An updated version of the Simulation Debriefing Standard of Best Practice will soon be published by INACSL in Clinical Simulation in Nursing. Some of the updates include expansion to understand and allow electronic systems to be recognized as components of the debriefing process and emphasizing the need for practice and review of the skill of facilitators in the techniques of debriefing. The new Simulation Debriefing Standard provides clear information and guidance to the simulationists. It includes four as opposed to the five criteria in the 2016 version (INACSL Standards Committee, 2016). The updated criteria can still be matched to those from the previous edition (see colour coding in Table 1
) but are now more detailed and inclusive to be applicable to various simulation modalities.

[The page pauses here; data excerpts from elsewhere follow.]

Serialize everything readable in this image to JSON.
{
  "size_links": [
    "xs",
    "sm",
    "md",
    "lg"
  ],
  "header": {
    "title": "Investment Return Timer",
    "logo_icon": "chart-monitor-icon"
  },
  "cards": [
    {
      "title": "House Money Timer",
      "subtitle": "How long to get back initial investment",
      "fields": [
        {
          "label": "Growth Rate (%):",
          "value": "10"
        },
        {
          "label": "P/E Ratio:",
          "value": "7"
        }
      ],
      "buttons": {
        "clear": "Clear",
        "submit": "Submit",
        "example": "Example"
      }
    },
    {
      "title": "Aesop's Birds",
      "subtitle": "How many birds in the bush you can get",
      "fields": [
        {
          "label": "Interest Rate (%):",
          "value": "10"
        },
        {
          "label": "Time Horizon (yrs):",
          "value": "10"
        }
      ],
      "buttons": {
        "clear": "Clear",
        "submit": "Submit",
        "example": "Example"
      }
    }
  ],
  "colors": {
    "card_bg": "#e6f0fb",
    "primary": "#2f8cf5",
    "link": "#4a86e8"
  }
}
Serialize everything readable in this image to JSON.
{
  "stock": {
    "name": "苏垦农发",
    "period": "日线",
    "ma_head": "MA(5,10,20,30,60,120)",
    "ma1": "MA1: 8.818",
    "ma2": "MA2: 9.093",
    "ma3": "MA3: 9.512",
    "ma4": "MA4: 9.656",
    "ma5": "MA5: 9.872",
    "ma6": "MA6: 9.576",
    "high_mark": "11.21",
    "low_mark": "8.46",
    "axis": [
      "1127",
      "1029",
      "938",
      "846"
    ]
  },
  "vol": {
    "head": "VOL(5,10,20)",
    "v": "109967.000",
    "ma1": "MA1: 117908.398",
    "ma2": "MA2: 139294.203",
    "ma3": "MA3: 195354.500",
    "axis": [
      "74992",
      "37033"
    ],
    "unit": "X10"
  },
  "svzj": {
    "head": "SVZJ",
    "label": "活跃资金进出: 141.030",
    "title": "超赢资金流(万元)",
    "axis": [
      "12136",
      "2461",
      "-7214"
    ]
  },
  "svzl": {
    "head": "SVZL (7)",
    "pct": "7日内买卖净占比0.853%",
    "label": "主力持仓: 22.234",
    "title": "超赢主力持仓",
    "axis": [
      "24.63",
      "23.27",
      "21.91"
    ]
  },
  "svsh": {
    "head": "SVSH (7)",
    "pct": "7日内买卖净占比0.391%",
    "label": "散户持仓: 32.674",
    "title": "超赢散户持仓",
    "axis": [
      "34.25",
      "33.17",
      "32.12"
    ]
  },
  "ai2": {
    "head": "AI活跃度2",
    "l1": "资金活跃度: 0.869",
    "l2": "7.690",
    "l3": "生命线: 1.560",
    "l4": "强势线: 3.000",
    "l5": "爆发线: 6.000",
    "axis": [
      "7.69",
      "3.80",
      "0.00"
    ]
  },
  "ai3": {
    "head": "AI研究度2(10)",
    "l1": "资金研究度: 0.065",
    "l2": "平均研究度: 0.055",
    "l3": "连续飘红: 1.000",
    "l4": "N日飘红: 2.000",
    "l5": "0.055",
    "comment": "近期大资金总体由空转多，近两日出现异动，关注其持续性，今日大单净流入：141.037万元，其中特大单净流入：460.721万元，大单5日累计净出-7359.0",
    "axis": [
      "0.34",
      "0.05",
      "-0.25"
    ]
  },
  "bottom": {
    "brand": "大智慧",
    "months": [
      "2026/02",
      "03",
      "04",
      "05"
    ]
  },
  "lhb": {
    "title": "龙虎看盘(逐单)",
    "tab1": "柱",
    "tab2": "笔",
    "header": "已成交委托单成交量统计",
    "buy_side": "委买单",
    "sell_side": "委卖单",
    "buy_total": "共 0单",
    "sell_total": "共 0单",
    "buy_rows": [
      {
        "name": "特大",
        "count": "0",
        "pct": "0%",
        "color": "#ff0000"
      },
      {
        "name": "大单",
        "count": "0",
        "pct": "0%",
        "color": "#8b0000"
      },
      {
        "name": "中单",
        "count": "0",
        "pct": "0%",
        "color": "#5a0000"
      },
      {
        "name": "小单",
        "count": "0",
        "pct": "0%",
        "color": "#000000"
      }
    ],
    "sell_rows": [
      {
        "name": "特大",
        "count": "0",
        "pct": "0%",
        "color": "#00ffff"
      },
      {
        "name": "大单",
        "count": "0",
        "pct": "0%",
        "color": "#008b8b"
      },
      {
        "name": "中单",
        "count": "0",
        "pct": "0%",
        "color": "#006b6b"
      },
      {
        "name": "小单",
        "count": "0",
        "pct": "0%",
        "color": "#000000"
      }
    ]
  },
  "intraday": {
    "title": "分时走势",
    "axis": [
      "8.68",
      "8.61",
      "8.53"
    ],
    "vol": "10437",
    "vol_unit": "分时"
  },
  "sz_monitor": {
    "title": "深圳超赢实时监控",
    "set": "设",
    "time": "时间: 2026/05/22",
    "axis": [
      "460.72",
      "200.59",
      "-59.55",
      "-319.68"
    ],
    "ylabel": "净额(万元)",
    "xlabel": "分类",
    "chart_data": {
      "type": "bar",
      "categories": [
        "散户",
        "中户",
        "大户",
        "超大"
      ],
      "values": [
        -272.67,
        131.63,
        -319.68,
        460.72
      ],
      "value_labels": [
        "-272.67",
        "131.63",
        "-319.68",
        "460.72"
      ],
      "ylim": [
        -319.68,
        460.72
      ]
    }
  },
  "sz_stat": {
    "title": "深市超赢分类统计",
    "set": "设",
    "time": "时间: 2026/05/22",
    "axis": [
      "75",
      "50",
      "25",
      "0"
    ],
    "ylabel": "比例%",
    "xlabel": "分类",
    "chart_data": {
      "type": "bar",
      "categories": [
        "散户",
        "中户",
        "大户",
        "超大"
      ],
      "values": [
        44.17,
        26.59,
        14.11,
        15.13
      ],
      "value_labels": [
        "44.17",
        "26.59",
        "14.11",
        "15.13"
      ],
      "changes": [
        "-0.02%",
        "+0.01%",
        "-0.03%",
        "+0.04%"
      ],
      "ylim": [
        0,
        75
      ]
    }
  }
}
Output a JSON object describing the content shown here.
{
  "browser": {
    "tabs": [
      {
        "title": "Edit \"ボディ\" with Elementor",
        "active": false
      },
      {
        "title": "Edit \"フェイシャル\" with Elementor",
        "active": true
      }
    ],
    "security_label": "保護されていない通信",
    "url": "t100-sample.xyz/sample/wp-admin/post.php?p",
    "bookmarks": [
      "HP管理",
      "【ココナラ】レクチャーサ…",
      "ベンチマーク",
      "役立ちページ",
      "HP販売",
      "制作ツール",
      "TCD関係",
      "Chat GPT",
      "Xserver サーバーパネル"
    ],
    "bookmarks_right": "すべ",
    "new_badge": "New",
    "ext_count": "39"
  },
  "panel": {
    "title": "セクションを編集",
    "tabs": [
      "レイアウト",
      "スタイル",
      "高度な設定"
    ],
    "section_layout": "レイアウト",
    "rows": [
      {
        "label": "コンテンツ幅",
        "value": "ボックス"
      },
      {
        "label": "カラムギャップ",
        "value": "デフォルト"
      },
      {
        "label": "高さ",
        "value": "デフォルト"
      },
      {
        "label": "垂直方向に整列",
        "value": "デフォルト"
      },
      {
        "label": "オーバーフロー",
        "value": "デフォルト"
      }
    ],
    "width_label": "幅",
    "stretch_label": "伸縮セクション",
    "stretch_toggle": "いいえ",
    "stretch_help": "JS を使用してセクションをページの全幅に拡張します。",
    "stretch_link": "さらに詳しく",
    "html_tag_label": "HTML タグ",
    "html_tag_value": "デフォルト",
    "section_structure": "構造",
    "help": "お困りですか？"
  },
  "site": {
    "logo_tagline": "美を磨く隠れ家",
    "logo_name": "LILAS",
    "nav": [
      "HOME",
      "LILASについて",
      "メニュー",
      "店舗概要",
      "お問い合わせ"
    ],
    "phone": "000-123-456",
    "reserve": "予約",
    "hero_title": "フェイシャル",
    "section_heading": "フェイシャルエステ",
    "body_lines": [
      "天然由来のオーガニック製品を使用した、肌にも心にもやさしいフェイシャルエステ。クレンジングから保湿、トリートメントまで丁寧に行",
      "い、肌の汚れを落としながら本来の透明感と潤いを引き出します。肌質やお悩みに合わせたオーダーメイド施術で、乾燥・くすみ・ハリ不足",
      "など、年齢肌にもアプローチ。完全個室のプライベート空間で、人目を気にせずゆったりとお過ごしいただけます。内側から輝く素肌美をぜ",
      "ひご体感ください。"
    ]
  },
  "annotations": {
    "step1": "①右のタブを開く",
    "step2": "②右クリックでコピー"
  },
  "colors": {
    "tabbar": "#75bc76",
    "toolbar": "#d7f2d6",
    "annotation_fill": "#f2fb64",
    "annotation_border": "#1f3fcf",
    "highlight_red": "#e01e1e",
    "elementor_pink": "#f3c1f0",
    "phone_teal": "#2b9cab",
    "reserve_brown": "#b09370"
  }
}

Criteria of the 2016 and 2021 INACSL debriefing standards of best practice
|INACLS simulation debriefing standard||2016||2021|
|Criterion 1||The debrief is facilitated by a person(s) competent in the process of debriefing.||The debriefing process is planned and incorporated into the simulation-based experience in an appropriate manner to guide the learner(s) in achieving the desired learning outcomes.|
|Criterion 2||The debrief is conducted in an environment that is conducive to learning and supports confidentiality, trust, open communication, self-analysis, feedback and reflection.||The debriefing process is constructed, designed and/or facilitated by a person(s) or technology-enhanced system capable and/or competent in providing appropriate feedback, debriefing and/or guided reflection.|
|Criterion 3||The debrief is facilitated by a person(s) who can devote enough concentrated attention during the simulation to effectively debrief the simulation-based experience.||The debriefing process is conducted in a manner that promotes self, team and/or systems analysis. This process should encourage reflection, exploration of knowledge and resolution of performance/system gaps while maintaining psychological safety and confidentiality.|
|Criterion 4||The debrief is based on a theoretical framework for debriefing that is structured purposefully.||The debriefing process is planned and structured purposefully based on theoretical frameworks and/or evidenced-based concepts.|
|Criterion 5||The debrief is congruent with the objectives and outcomes of the simulation-based experience.|
Implications for practice:
It is expected that the revised Simulation Debriefing Standard of Best Practice will be welcomed by the simulation community, which includes the healthcare educators and simulation technology developers, but also the learners. It has been designed as a guide to help educators in all the key aspects of debriefing, providing feedback and facilitating guided reflection conversations that will ultimately benefit learners. It includes an updated list of useful references readers can consult to find additional information.